Terry: You're the one who's paying, Stanton! You're paying for all the times your own son was begging for attention...even as you ignored him. You're the one who drove him to hopelessness. Forced him into a pit of despair so deep that he took his own life. Now you get to live with that for the rest of your life.
- Ret-Gone: The Futures End version of Tim Drake. He went thirty-five years into the future after the events of The New 52: Futures End, effectively disappearing to the rest of the Bat-Family, and mysteriously disappears when he leaves Neo Gotham, never to be seen or mentioned again.
- Stable Time Loop: Terry is unknowingly part of one, going back in time with Booster Gold not only inspired Bruce to create the Beyond suit, but for him to ensure that there would always be a Batman.

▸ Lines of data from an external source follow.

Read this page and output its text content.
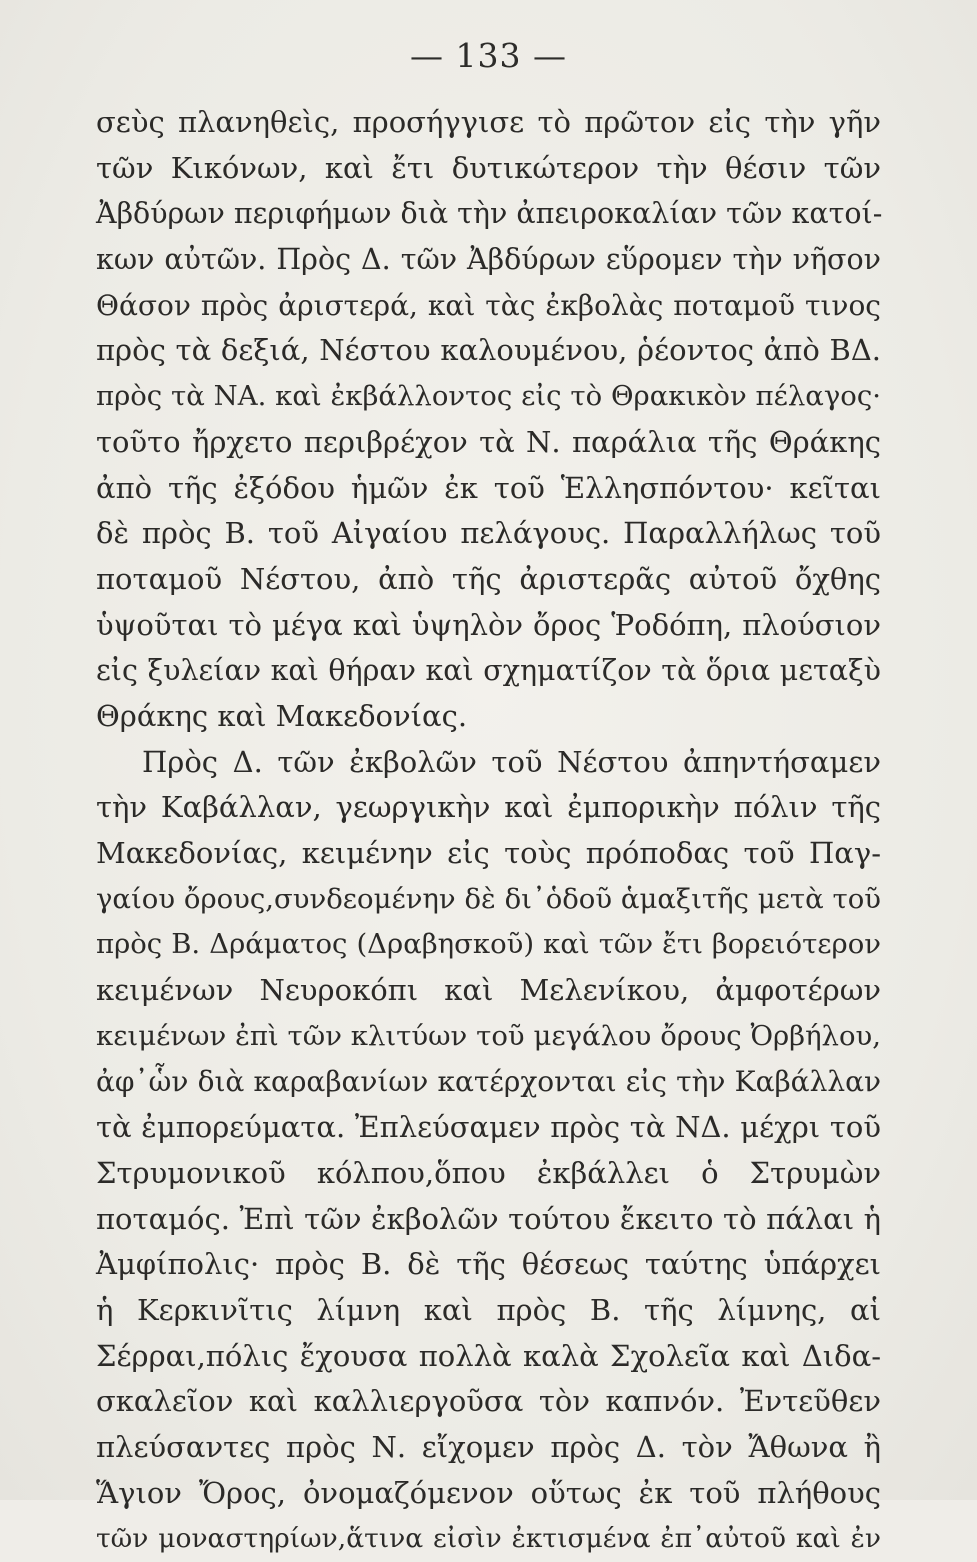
— 133 —
σεὺς πλανηθεὶς, προσήγγισε τὸ πρῶτον εἰς τὴν γῆν
τῶν Κικόνων, καὶ ἔτι δυτικώτερον τὴν θέσιν τῶν
Ἀβδύρων περιφήμων διὰ τὴν ἀπειροκαλίαν τῶν κατοί-
κων αὐτῶν. Πρὸς Δ. τῶν Ἀβδύρων εὕρομεν τὴν νῆσον
Θάσον πρὸς ἀριστερά, καὶ τὰς ἐκβολὰς ποταμοῦ τινος
πρὸς τὰ δεξιά, Νέστου καλουμένου, ῥέοντος ἀπὸ ΒΔ.
πρὸς τὰ ΝΑ. καὶ ἐκβάλλοντος εἰς τὸ Θρακικὸν πέλαγος·
τοῦτο ἤρχετο περιβρέχον τὰ Ν. παράλια τῆς Θράκης
ἀπὸ τῆς ἐξόδου ἡμῶν ἐκ τοῦ Ἑλλησπόντου· κεῖται
δὲ πρὸς Β. τοῦ Αἰγαίου πελάγους. Παραλλήλως τοῦ
ποταμοῦ Νέστου, ἀπὸ τῆς ἀριστερᾶς αὐτοῦ ὄχθης
ὑψοῦται τὸ μέγα καὶ ὑψηλὸν ὄρος Ῥοδόπη, πλούσιον
εἰς ξυλείαν καὶ θήραν καὶ σχηματίζον τὰ ὅρια μεταξὺ
Θράκης καὶ Μακεδονίας.
Πρὸς Δ. τῶν ἐκβολῶν τοῦ Νέστου ἀπηντήσαμεν
τὴν Καβάλλαν, γεωργικὴν καὶ ἐμπορικὴν πόλιν τῆς
Μακεδονίας, κειμένην εἰς τοὺς πρόποδας τοῦ Παγ-
γαίου ὄρους,συνδεομένην δὲ δι᾽ὁδοῦ ἁμαξιτῆς μετὰ τοῦ
πρὸς Β. Δράματος (Δραβησκοῦ) καὶ τῶν ἔτι βορειότερον
κειμένων Νευροκόπι καὶ Μελενίκου, ἀμφοτέρων
κειμένων ἐπὶ τῶν κλιτύων τοῦ μεγάλου ὄρους Ὀρβήλου,
ἀφ᾽ὧν διὰ καραβανίων κατέρχονται εἰς τὴν Καβάλλαν
τὰ ἐμπορεύματα. Ἐπλεύσαμεν πρὸς τὰ ΝΔ. μέχρι τοῦ
Στρυμονικοῦ κόλπου,ὅπου ἐκβάλλει ὁ Στρυμὼν
ποταμός. Ἐπὶ τῶν ἐκβολῶν τούτου ἔκειτο τὸ πάλαι ἡ
Ἀμφίπολις· πρὸς Β. δὲ τῆς θέσεως ταύτης ὑπάρχει
ἡ Κερκινῖτις λίμνη καὶ πρὸς Β. τῆς λίμνης, αἱ
Σέρραι,πόλις ἔχουσα πολλὰ καλὰ Σχολεῖα καὶ Διδα-
σκαλεῖον καὶ καλλιεργοῦσα τὸν καπνόν. Ἐντεῦθεν
πλεύσαντες πρὸς Ν. εἴχομεν πρὸς Δ. τὸν Ἄθωνα ἢ
Ἅγιον Ὄρος, ὀνομαζόμενον οὕτως ἐκ τοῦ πλήθους
τῶν μοναστηρίων,ἅτινα εἰσὶν ἐκτισμένα ἐπ᾽αὐτοῦ καὶ ἐν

- The Smurfette Principle: Only one woman Terry's age is ever part of the main cast at one time. Sometimes the disappearance of the old Smurfette is explained, sometimes she just vanishes and is all but forgotten.
- Time Skip: The exact amount of time is kept vague, but Terry and his peers are past college at the start of the run, and there was enough time for a robot apocalypse and then life stabilizing during the gap.
- Tron Lines: The interim batsuit sports this aesthetic before Terry ditches it for one more closely resembling his original one.
- Unrelated in the Adaptation: One of the most notable discrepancies with the original cartoon and previous comic adaptations is that in this continuity, Terry and Matt McGinnis aren't secretly Bruce Wayne's biological sons, with issue 20 having Melanie explicitly state that Terry isn't related to Bruce.
- Wham Episode:
- During the epilogue of issue #5, Terminal is assaulted by the janitor for insulting the Joker and misusing his name...then he rephrases, stating no one misuses his name, as he pulls his hat off and reveals that he is the Joker!
- What Happened to the Mouse?: Most of the cast of the previous iterations are nowhere to be seen or quickly disappear if they are featured at some point.
- Your Mom: Matt proves to be flippant even when the Joker threatens his life in "The Last Joke".Joker: Last chance, kiddo. Who are you talking to on that radio of yours?
Matt: Your mom. Said she should've thrown herself off a bridge instead of having you.